EMI Recorded Music today (March 3) confirmed it has struck a deal to license repertoire to U.K.-based digital-music service Wippit, becoming the first major record company to do so.
With the agreement, tipped by Billboard in October, EMI repertoire is now being made available to more than 50 European digital stores.
“This market is continuing to develop and has growing potential as more retailers and services come on board,” says Emmanuel de Buretel, chairman of EMI Music Continental Europe.
Now, London-based Wippit’s CEO Paul Myers, who has been waging a determined campaign to persuade the majors to license content to digital-service owners, says his company will announce a deal with a second major by the end of March.
The EMI contract enables Wippit to offer tracks from the label’s catalog of 175,000 downloadable tracks. Wippit, which has an estimated 10,000 subscribers, has branded itself as the world’s only legitimate peer-to-peer file-sharing service. But the EMI tracks will be available only on Wippit’s new à la carte download service, which launches later this month.

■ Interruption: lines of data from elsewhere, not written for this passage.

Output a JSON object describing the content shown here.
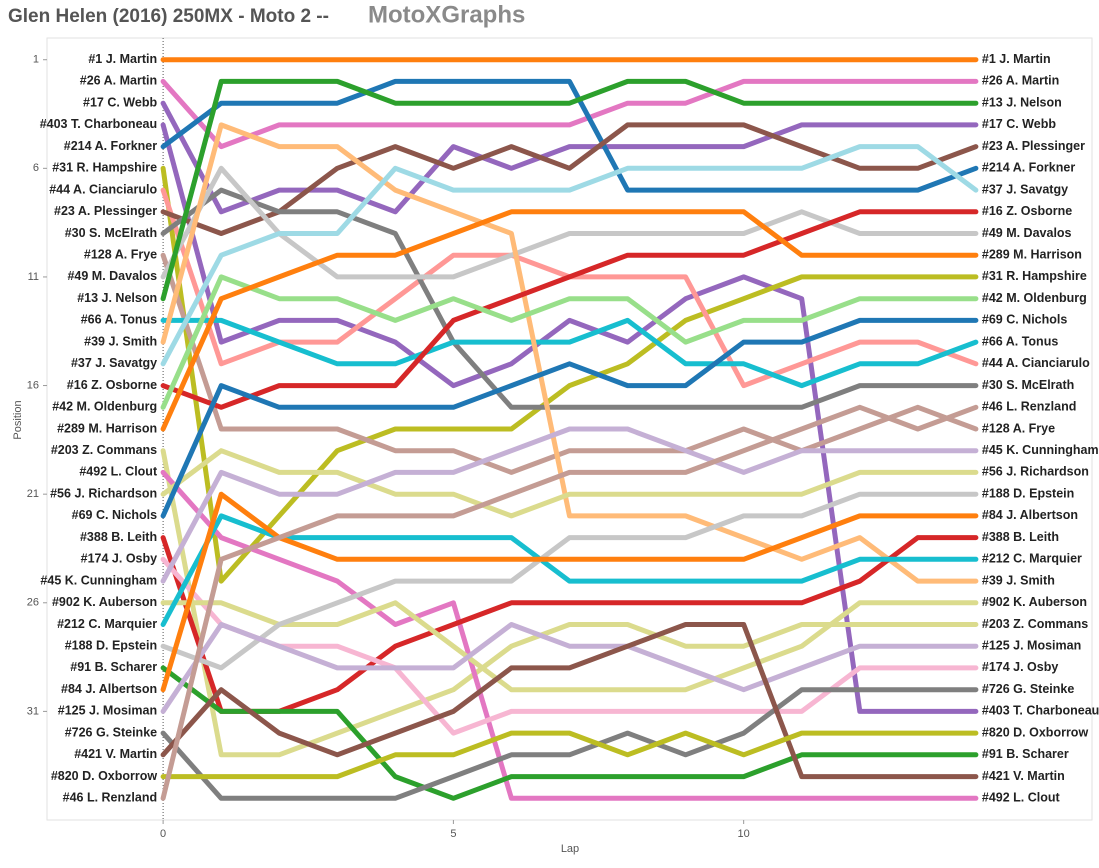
{
  "chart_data": {
    "type": "bump",
    "title": "Glen Helen (2016) 250MX - Moto 2 --",
    "brand": "MotoXGraphs",
    "xlabel": "Lap",
    "ylabel": "Position",
    "x": [
      0,
      1,
      2,
      3,
      4,
      5,
      6,
      7,
      8,
      9,
      10,
      11,
      12,
      13,
      14
    ],
    "xlim": [
      -2,
      16
    ],
    "xticks": [
      0,
      5,
      10
    ],
    "ylim": [
      0,
      36
    ],
    "yticks": [
      1,
      6,
      11,
      16,
      21,
      26,
      31
    ],
    "y_reversed": true,
    "series": [
      {
        "name": "#1 J. Martin",
        "color": "#ff7f0e",
        "values": [
          1,
          1,
          1,
          1,
          1,
          1,
          1,
          1,
          1,
          1,
          1,
          1,
          1,
          1,
          1
        ]
      },
      {
        "name": "#26 A. Martin",
        "color": "#e377c2",
        "values": [
          2,
          5,
          4,
          4,
          4,
          4,
          4,
          4,
          3,
          3,
          2,
          2,
          2,
          2,
          2
        ]
      },
      {
        "name": "#17 C. Webb",
        "color": "#9467bd",
        "values": [
          3,
          8,
          7,
          7,
          8,
          5,
          6,
          5,
          5,
          5,
          5,
          4,
          4,
          4,
          4
        ]
      },
      {
        "name": "#403 T. Charboneau",
        "color": "#9467bd",
        "values": [
          4,
          14,
          13,
          13,
          14,
          16,
          15,
          13,
          14,
          12,
          11,
          12,
          31,
          31,
          31
        ]
      },
      {
        "name": "#214 A. Forkner",
        "color": "#1f77b4",
        "values": [
          5,
          3,
          3,
          3,
          2,
          2,
          2,
          2,
          7,
          7,
          7,
          7,
          7,
          7,
          6
        ]
      },
      {
        "name": "#31 R. Hampshire",
        "color": "#bcbd22",
        "values": [
          6,
          25,
          22,
          19,
          18,
          18,
          18,
          16,
          15,
          13,
          12,
          11,
          11,
          11,
          11
        ]
      },
      {
        "name": "#44 A. Cianciarulo",
        "color": "#ff9896",
        "values": [
          7,
          15,
          14,
          14,
          12,
          10,
          10,
          11,
          11,
          11,
          16,
          15,
          14,
          14,
          15
        ]
      },
      {
        "name": "#23 A. Plessinger",
        "color": "#8c564b",
        "values": [
          8,
          9,
          8,
          6,
          5,
          6,
          5,
          6,
          4,
          4,
          4,
          5,
          6,
          6,
          5
        ]
      },
      {
        "name": "#30 S. McElrath",
        "color": "#7f7f7f",
        "values": [
          9,
          7,
          8,
          8,
          9,
          14,
          17,
          17,
          17,
          17,
          17,
          17,
          16,
          16,
          16
        ]
      },
      {
        "name": "#128 A. Frye",
        "color": "#c49c94",
        "values": [
          10,
          18,
          18,
          18,
          19,
          19,
          20,
          19,
          19,
          19,
          18,
          19,
          18,
          17,
          18
        ]
      },
      {
        "name": "#49 M. Davalos",
        "color": "#c7c7c7",
        "values": [
          11,
          6,
          9,
          11,
          11,
          11,
          10,
          9,
          9,
          9,
          9,
          8,
          9,
          9,
          9
        ]
      },
      {
        "name": "#13 J. Nelson",
        "color": "#2ca02c",
        "values": [
          12,
          2,
          2,
          2,
          3,
          3,
          3,
          3,
          2,
          2,
          3,
          3,
          3,
          3,
          3
        ]
      },
      {
        "name": "#66 A. Tonus",
        "color": "#17becf",
        "values": [
          13,
          13,
          14,
          15,
          15,
          14,
          14,
          14,
          13,
          15,
          15,
          16,
          15,
          15,
          14
        ]
      },
      {
        "name": "#39 J. Smith",
        "color": "#ffbb78",
        "values": [
          14,
          4,
          5,
          5,
          7,
          8,
          9,
          22,
          22,
          22,
          23,
          24,
          23,
          25,
          25
        ]
      },
      {
        "name": "#37 J. Savatgy",
        "color": "#9edae5",
        "values": [
          15,
          10,
          9,
          9,
          6,
          7,
          7,
          7,
          6,
          6,
          6,
          6,
          5,
          5,
          7
        ]
      },
      {
        "name": "#16 Z. Osborne",
        "color": "#d62728",
        "values": [
          16,
          17,
          16,
          16,
          16,
          13,
          12,
          11,
          10,
          10,
          10,
          9,
          8,
          8,
          8
        ]
      },
      {
        "name": "#42 M. Oldenburg",
        "color": "#98df8a",
        "values": [
          17,
          11,
          12,
          12,
          13,
          12,
          13,
          12,
          12,
          14,
          13,
          13,
          12,
          12,
          12
        ]
      },
      {
        "name": "#289 M. Harrison",
        "color": "#ff7f0e",
        "values": [
          18,
          12,
          11,
          10,
          10,
          9,
          8,
          8,
          8,
          8,
          8,
          10,
          10,
          10,
          10
        ]
      },
      {
        "name": "#203 Z. Commans",
        "color": "#dbdb8d",
        "values": [
          19,
          33,
          33,
          32,
          31,
          30,
          28,
          27,
          27,
          28,
          28,
          27,
          27,
          27,
          27
        ]
      },
      {
        "name": "#492 L. Clout",
        "color": "#e377c2",
        "values": [
          20,
          23,
          24,
          25,
          27,
          26,
          35,
          35,
          35,
          35,
          35,
          35,
          35,
          35,
          35
        ]
      },
      {
        "name": "#56 J. Richardson",
        "color": "#dbdb8d",
        "values": [
          21,
          19,
          20,
          20,
          21,
          21,
          22,
          21,
          21,
          21,
          21,
          21,
          20,
          20,
          20
        ]
      },
      {
        "name": "#69 C. Nichols",
        "color": "#1f77b4",
        "values": [
          22,
          16,
          17,
          17,
          17,
          17,
          16,
          15,
          16,
          16,
          14,
          14,
          13,
          13,
          13
        ]
      },
      {
        "name": "#388 B. Leith",
        "color": "#d62728",
        "values": [
          23,
          31,
          31,
          30,
          28,
          27,
          26,
          26,
          26,
          26,
          26,
          26,
          25,
          23,
          23
        ]
      },
      {
        "name": "#174 J. Osby",
        "color": "#f7b6d2",
        "values": [
          24,
          27,
          28,
          28,
          29,
          32,
          31,
          31,
          31,
          31,
          31,
          31,
          29,
          29,
          29
        ]
      },
      {
        "name": "#45 K. Cunningham",
        "color": "#c5b0d5",
        "values": [
          25,
          20,
          21,
          21,
          20,
          20,
          19,
          18,
          18,
          19,
          20,
          19,
          19,
          19,
          19
        ]
      },
      {
        "name": "#902 K. Auberson",
        "color": "#dbdb8d",
        "values": [
          26,
          26,
          27,
          27,
          26,
          28,
          30,
          30,
          30,
          30,
          29,
          28,
          26,
          26,
          26
        ]
      },
      {
        "name": "#212 C. Marquier",
        "color": "#17becf",
        "values": [
          27,
          22,
          23,
          23,
          23,
          23,
          23,
          25,
          25,
          25,
          25,
          25,
          24,
          24,
          24
        ]
      },
      {
        "name": "#188 D. Epstein",
        "color": "#c7c7c7",
        "values": [
          28,
          29,
          27,
          26,
          25,
          25,
          25,
          23,
          23,
          23,
          22,
          22,
          21,
          21,
          21
        ]
      },
      {
        "name": "#91 B. Scharer",
        "color": "#2ca02c",
        "values": [
          29,
          31,
          31,
          31,
          34,
          35,
          34,
          34,
          34,
          34,
          34,
          33,
          33,
          33,
          33
        ]
      },
      {
        "name": "#84 J. Albertson",
        "color": "#ff7f0e",
        "values": [
          30,
          21,
          23,
          24,
          24,
          24,
          24,
          24,
          24,
          24,
          24,
          23,
          22,
          22,
          22
        ]
      },
      {
        "name": "#125 J. Mosiman",
        "color": "#c5b0d5",
        "values": [
          31,
          27,
          28,
          29,
          29,
          29,
          27,
          28,
          28,
          29,
          30,
          29,
          28,
          28,
          28
        ]
      },
      {
        "name": "#726 G. Steinke",
        "color": "#7f7f7f",
        "values": [
          32,
          35,
          35,
          35,
          35,
          34,
          33,
          33,
          32,
          33,
          32,
          30,
          30,
          30,
          30
        ]
      },
      {
        "name": "#421 V. Martin",
        "color": "#8c564b",
        "values": [
          33,
          30,
          32,
          33,
          32,
          31,
          29,
          29,
          28,
          27,
          27,
          34,
          34,
          34,
          34
        ]
      },
      {
        "name": "#820 D. Oxborrow",
        "color": "#bcbd22",
        "values": [
          34,
          34,
          34,
          34,
          33,
          33,
          32,
          32,
          33,
          32,
          33,
          32,
          32,
          32,
          32
        ]
      },
      {
        "name": "#46 L. Renzland",
        "color": "#c49c94",
        "values": [
          35,
          24,
          23,
          22,
          22,
          22,
          21,
          20,
          20,
          20,
          19,
          18,
          17,
          18,
          17
        ]
      }
    ]
  }
}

“We’re not giving up on P2P; we’re simply going to add the à la carte service to the P2P service,” Myers explains. “We’re also going after quality rather than quantity, as we work out the best way to let buyers navigate to buy music they are interested in.”
Wippit tracks cost £0.79 ($1.45) each, and can be transferred to a portable player but are limited to three burned copies on blank CDs.